Assessing the Impact of Anabolic-Androgenic Steroids on Drug- Drug Interactions: In-Vitro Evaluation of Metabolic Clearance of Common Illicit and Medicinal Compounds

Introduction: Drug clearance plays a vital role in determining the efficacy and safety of a drug, and can be influenced by drug-drug interactions (DDIs). DDIs occur when multiple drugs are present simultaneously in the body and the pharmacology of one or more is altered by another. Metabolic DDI can occur through various mechanisms, including competition for, or inhibition of, metabolic enzymes or transporters responsible for drug clearance and distribution. This can result in slowed drug clearance or altered metabolite formation.
Illicit use of anabolic-androgenic steroids (AASs) has increased in recent years, including polydrug use with cocaine and MDMA. AAS misuse has been linked with greater psychopharmacological treatment, while recent research has also detected the presence of AASs alongside synthetic cannabinoid receptors agonists. Currently there is a lack of information regarding the impact of DDIs on AASs and analyte clearance.

Objectives: To evaluate the impact metandienone, nandrolone and testosterone have on the metabolic clearance of ADB-FUBIATA, CH-PIATA, cocaine, MDMA, and quetiapine via in-vitro human liver microsome (HLM) incubations.
Methods: Intrinsic clearance of test compounds was measured in HLM incubations both with and without AASs. HLM (final concentration 0.5 mg/mL microsomal protein) solutions were prepared in potassium phosphate buffer (50 mM, pH 7.4) and, where appropriate, pre-incubated with each AAS (each at 10 μM, consistant with levels of exogenous use) as potential inhibitors (5 min, 37 °C, shaking at 100 rpm). Test compounds and verapamil (positive control) (each at 0.5 μM) were added to incubations, and then 50 μL of NADPH (8 mg/mL) was used to initiate the reaction (final incubation volume 500 μL). Samples were incubated (37 °C, shaking at 100 rpm) and 50 μL samples were transferred to 200 μL acetonitrile (containing donepezil internal standard (10 ng/mL)) to stop the reaction at 0, 3, 6, 9, 15, 30, 45 and 60 min(s). Following incubation, 80 μL dH2O was added to each sample before centrifugation (3750 rpm, 20 °C, 10 min). UPLC-MS/MS analysis was achieved by gradient elution using a Waters Acquity UPLC (column: Acquity BEH C18 (2.1 x 50mm, 1.7μm) coupled with a Waters Xevo TQ-S MS. Peak area ratio was plotted against incubation time to determine half-lives (t1/2) and intrinsic clearance rates (CLint) of parent analytes with and without the presence of AAS as potential inhibitors.

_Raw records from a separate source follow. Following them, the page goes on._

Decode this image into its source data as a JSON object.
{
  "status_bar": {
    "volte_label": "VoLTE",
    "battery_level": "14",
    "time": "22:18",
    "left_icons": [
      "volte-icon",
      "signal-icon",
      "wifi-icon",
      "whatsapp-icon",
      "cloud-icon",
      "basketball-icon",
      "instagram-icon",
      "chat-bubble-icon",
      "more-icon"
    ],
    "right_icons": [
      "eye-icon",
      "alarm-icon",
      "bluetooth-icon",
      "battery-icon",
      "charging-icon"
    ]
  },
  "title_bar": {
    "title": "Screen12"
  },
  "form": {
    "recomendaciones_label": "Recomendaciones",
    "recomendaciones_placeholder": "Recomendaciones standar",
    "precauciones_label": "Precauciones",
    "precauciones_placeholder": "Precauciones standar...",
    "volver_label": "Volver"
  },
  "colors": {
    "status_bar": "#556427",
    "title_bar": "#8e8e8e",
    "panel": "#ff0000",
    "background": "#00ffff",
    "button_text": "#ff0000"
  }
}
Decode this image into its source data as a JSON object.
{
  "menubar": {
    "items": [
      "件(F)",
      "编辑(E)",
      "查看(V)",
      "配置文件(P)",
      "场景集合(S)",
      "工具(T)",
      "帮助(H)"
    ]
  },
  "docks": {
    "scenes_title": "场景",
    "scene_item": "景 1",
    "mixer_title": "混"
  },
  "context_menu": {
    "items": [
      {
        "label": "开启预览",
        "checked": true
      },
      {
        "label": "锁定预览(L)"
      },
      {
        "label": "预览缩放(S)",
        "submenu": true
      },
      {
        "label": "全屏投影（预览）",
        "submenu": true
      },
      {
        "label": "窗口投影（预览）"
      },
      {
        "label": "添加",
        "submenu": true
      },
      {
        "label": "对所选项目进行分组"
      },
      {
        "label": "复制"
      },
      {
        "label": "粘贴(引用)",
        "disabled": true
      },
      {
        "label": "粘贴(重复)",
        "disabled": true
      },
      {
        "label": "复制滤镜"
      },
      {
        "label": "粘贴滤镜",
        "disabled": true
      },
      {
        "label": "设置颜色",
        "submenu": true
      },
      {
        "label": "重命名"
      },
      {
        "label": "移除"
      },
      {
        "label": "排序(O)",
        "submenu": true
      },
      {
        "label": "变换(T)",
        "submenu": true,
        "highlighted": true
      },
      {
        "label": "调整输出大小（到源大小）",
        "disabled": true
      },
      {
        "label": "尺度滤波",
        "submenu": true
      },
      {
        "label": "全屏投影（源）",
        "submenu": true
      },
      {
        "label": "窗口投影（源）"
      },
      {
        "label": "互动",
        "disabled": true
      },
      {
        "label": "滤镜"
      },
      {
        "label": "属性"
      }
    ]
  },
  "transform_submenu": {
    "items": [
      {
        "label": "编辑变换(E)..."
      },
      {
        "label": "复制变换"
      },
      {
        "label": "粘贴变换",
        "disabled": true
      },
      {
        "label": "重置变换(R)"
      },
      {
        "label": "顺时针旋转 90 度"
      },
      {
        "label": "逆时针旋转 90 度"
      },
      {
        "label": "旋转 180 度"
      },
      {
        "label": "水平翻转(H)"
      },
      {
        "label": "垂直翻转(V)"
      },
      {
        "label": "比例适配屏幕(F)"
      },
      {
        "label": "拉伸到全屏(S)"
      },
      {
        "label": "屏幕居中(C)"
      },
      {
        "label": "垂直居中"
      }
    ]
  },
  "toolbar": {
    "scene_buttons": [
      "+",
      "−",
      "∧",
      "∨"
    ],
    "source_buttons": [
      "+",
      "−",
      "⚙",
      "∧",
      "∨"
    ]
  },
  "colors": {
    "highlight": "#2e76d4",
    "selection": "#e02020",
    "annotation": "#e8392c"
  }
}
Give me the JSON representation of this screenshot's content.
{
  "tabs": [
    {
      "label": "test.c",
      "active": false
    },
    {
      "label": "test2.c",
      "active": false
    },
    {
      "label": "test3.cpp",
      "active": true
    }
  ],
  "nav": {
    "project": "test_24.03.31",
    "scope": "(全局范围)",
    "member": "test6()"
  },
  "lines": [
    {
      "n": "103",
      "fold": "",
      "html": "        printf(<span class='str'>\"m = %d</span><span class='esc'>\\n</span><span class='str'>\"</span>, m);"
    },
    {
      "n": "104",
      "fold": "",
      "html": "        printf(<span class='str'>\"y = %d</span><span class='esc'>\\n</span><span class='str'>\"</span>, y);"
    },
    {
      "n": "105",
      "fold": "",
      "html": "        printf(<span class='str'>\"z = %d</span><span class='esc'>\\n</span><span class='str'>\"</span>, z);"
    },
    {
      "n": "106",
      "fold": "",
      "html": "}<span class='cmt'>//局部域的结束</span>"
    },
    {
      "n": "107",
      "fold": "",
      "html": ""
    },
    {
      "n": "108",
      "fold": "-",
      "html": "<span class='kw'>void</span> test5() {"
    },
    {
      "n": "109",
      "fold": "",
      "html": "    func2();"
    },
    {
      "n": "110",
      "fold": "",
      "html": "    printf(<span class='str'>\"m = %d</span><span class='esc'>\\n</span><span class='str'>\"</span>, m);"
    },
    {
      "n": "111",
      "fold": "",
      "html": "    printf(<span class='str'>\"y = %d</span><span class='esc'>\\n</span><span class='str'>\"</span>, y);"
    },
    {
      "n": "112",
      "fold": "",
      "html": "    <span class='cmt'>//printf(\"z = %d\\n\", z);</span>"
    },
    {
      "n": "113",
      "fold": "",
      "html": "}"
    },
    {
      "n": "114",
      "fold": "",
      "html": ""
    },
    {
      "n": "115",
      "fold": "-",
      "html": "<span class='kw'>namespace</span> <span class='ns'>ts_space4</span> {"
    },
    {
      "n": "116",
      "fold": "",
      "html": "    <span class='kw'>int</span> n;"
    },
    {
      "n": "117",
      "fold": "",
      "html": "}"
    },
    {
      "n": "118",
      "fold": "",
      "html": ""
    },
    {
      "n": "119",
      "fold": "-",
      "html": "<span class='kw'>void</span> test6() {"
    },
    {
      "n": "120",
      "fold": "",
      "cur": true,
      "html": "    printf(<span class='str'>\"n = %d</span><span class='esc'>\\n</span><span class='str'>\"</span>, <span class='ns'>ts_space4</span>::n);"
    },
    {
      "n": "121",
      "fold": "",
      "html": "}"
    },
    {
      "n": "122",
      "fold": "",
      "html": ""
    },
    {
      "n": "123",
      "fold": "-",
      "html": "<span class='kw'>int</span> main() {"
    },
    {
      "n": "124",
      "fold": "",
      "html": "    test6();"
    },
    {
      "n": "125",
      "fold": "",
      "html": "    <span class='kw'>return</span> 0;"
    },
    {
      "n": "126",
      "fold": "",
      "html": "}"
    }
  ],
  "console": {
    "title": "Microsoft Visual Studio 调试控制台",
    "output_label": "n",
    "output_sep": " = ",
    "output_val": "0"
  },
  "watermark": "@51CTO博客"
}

Results: Clearance of cocaine, MDMA and quetiapine were unaffected showing that their phase I metabolism by HLM is not significantly affected by the presence of these AASs. ADB-FUBIATA was also unaffected, however, we can report here for the first time the experimental HLM clearance of this compound in isolation (t1/2 = 9.82 ± 1.38 min). The intrinsic clearance of CH-PIATA was t1/2 = 4.04 ± 0.47 min. CH-PIATA was found to be cleared at a slower rate in the presence of AASs, with CH-PIATA clearance as follows; with metandienone, t1/2 = 12.42 ± 3.84 mins; with nandrolone, t1/2 = 8.71 ± 2.56 mins; with testosterone, t1/2 = 9.09 ± 2.48 mins.

Discussion: The co-incubation of metandienone with CH-PIATA resulted in, on average, a 3-fold reduction in CH-PIATA intrinsic clearance, while nandrolone and testosterone caused an average 2-fold reduction compared to CH-PIATA alone. This preliminary data suggests that high-dose AAS use may significantly affect CH-PIATA clearance in vivo.